The bigger problem is landlords have already been gouging renters. They aren't just going to absorb this one, if their insurance goes up 30, they will raise rent 40
It's going to be true in parts of the country without wildfires too. For the second summer in a row, we had a devastating storm come through with 80mph+ shear winds which destroyed half the trees in the neighborhood. Obviously they fell on houses and cars. The power was out for a good day and a half and then went out for a good 10 hours again yesterday (we were gone for most of that one thankfully). This morning, a water main broke and I doubt it's coincidence, so we're under a 24-hour boil order now. We lost two of our own trees and it cost $3200 to get them taken care of. One hit the neighbors' garage, but apparently their insurance will have to cover that. Insurance doesn't cover downed trees.

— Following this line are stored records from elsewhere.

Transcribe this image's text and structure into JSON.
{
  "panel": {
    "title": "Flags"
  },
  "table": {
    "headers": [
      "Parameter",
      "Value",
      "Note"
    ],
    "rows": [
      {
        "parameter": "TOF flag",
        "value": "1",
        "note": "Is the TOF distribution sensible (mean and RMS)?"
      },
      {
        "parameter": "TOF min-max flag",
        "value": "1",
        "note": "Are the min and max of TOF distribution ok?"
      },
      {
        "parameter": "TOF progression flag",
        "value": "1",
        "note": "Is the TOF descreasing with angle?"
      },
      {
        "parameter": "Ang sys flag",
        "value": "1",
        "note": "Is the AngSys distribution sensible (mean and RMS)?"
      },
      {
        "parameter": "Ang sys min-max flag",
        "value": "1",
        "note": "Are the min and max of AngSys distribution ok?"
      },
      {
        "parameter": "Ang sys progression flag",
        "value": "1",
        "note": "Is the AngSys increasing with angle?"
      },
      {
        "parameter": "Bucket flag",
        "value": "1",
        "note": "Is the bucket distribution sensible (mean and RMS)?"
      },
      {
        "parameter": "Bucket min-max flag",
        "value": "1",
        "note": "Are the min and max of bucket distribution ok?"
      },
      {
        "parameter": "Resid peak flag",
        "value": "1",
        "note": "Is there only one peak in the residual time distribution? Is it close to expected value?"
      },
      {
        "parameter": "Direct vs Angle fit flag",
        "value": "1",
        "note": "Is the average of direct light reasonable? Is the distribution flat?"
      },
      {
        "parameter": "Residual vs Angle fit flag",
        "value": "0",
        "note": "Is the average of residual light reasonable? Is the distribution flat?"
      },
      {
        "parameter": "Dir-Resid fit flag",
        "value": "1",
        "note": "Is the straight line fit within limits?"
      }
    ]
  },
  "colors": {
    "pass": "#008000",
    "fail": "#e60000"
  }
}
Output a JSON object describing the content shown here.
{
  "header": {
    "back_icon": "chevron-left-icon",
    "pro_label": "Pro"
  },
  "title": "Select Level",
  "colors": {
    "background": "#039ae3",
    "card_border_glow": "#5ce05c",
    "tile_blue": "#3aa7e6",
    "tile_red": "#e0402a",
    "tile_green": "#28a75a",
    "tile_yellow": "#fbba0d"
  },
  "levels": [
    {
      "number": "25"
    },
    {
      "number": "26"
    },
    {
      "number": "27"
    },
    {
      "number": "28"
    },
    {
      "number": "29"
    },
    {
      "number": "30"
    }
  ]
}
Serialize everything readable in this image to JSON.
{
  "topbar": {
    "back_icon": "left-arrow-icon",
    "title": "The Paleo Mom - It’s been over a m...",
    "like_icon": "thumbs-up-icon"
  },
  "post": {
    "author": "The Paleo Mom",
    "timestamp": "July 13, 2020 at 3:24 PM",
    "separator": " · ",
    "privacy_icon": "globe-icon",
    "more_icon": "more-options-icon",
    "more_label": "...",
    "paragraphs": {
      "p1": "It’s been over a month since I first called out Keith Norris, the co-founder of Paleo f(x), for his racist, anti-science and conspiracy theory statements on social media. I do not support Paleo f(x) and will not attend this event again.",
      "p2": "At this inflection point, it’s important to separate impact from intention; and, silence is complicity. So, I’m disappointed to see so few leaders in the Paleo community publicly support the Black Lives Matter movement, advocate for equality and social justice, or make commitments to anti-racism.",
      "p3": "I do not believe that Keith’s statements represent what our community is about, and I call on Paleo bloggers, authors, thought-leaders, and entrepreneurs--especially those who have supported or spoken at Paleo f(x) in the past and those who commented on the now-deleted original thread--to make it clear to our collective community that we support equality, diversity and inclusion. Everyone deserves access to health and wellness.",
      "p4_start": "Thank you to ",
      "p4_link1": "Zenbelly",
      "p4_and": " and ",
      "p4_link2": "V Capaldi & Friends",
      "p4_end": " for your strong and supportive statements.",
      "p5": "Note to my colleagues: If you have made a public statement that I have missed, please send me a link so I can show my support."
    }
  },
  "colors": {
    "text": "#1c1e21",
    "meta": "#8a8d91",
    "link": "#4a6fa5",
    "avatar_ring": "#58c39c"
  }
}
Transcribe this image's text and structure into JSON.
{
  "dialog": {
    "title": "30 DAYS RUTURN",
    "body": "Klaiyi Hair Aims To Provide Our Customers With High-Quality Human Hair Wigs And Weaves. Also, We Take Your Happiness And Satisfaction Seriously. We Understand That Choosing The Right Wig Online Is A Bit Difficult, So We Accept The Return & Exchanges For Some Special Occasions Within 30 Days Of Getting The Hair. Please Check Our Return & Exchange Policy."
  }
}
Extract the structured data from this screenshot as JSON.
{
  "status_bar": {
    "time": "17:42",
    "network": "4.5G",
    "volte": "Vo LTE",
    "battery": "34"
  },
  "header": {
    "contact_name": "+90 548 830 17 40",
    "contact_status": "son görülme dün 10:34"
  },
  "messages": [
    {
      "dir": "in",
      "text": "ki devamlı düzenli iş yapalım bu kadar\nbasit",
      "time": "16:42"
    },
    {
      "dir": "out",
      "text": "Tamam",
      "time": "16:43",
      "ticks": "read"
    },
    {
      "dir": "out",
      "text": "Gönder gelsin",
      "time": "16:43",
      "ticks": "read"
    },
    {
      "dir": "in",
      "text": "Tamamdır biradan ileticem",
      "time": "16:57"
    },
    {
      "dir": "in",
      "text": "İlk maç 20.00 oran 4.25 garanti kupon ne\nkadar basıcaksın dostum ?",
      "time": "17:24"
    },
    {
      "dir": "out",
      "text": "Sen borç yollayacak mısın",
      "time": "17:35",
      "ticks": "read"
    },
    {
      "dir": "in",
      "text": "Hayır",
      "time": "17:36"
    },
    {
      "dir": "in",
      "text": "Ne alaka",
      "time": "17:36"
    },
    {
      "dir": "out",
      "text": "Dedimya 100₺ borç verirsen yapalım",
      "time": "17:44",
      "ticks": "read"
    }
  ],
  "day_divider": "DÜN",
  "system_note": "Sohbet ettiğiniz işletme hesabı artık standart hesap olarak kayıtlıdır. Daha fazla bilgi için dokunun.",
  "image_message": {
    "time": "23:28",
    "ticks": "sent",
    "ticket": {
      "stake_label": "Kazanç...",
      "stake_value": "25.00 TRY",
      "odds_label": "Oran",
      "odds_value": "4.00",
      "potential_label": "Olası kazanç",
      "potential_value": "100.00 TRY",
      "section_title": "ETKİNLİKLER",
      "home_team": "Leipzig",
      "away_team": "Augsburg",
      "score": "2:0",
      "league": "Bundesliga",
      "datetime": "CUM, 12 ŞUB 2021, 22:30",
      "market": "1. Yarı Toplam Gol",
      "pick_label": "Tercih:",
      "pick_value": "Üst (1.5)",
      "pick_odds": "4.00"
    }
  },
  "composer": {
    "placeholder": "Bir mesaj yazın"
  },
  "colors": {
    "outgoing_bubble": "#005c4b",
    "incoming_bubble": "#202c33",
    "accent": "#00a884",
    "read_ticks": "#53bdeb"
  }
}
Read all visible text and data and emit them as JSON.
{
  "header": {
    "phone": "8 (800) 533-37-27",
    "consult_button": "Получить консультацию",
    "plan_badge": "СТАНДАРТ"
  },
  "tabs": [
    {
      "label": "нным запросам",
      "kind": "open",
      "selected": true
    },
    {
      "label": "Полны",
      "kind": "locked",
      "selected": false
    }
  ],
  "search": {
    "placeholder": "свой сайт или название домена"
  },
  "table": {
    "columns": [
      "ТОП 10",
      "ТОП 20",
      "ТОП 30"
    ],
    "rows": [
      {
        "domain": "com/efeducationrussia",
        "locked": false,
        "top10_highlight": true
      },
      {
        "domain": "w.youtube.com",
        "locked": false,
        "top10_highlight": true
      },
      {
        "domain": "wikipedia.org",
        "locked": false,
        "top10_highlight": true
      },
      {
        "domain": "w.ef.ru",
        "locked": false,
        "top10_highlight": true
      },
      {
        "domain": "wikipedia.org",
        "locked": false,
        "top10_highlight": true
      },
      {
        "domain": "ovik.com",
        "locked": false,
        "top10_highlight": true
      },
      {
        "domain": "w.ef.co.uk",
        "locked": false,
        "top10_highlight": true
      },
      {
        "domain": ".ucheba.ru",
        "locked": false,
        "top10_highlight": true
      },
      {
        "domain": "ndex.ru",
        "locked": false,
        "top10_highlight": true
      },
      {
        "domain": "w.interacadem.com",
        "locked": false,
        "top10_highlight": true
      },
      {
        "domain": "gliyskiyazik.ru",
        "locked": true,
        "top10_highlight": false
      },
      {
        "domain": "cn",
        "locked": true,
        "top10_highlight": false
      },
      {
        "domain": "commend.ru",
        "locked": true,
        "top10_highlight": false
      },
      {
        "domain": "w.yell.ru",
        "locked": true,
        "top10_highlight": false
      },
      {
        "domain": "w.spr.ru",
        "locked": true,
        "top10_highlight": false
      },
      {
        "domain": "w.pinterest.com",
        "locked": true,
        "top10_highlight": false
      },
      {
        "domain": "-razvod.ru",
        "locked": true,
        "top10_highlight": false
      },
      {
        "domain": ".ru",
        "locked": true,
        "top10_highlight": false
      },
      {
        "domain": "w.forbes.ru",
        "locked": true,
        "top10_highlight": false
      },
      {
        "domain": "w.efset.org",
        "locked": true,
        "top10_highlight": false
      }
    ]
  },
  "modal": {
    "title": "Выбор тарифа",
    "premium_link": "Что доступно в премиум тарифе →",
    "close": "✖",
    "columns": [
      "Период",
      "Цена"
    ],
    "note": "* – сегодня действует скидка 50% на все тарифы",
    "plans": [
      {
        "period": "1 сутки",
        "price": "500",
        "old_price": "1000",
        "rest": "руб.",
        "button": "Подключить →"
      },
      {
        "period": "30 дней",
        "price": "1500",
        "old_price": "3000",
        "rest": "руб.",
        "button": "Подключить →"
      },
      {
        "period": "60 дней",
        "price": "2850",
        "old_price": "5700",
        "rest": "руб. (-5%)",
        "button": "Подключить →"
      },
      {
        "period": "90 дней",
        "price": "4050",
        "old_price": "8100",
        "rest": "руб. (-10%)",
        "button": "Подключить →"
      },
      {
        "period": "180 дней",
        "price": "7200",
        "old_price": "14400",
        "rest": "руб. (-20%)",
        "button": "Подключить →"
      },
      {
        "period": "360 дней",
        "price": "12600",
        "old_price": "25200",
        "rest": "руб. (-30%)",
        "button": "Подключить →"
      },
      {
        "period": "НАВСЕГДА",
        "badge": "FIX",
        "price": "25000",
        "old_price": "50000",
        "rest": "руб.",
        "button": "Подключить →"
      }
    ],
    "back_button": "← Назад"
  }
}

How long before they start raising our rates because of these storms causing home damage?
In my personal experience, basically no insurance in America is worth anything.
Nothing you would actually need insurance to cover ends up being covered, or, it covers a huge portion of an absurd cost which is only so absurd because of basically a corrupt cost inflation feedback loop between insurers and providers that you end up personally paying prices that are absurd to all but the very well off.
It ends up just being further cost requirements to basically exist, which means if you are poor fuck you, die.
Oh you want to challenge your insurance and force them to actually cover something?
What are folks doing in those cases? Where I live you can't get a mortgage if you don't have proof of insurance and until your loan to value in hits a certain amount the bank basically manages the policy.
Oh, if you can't get insurance, most all mortgages have a clause that says the bank can pick a policy (usually a really expensive one) and you are forced into it. Wonderful, isnt it?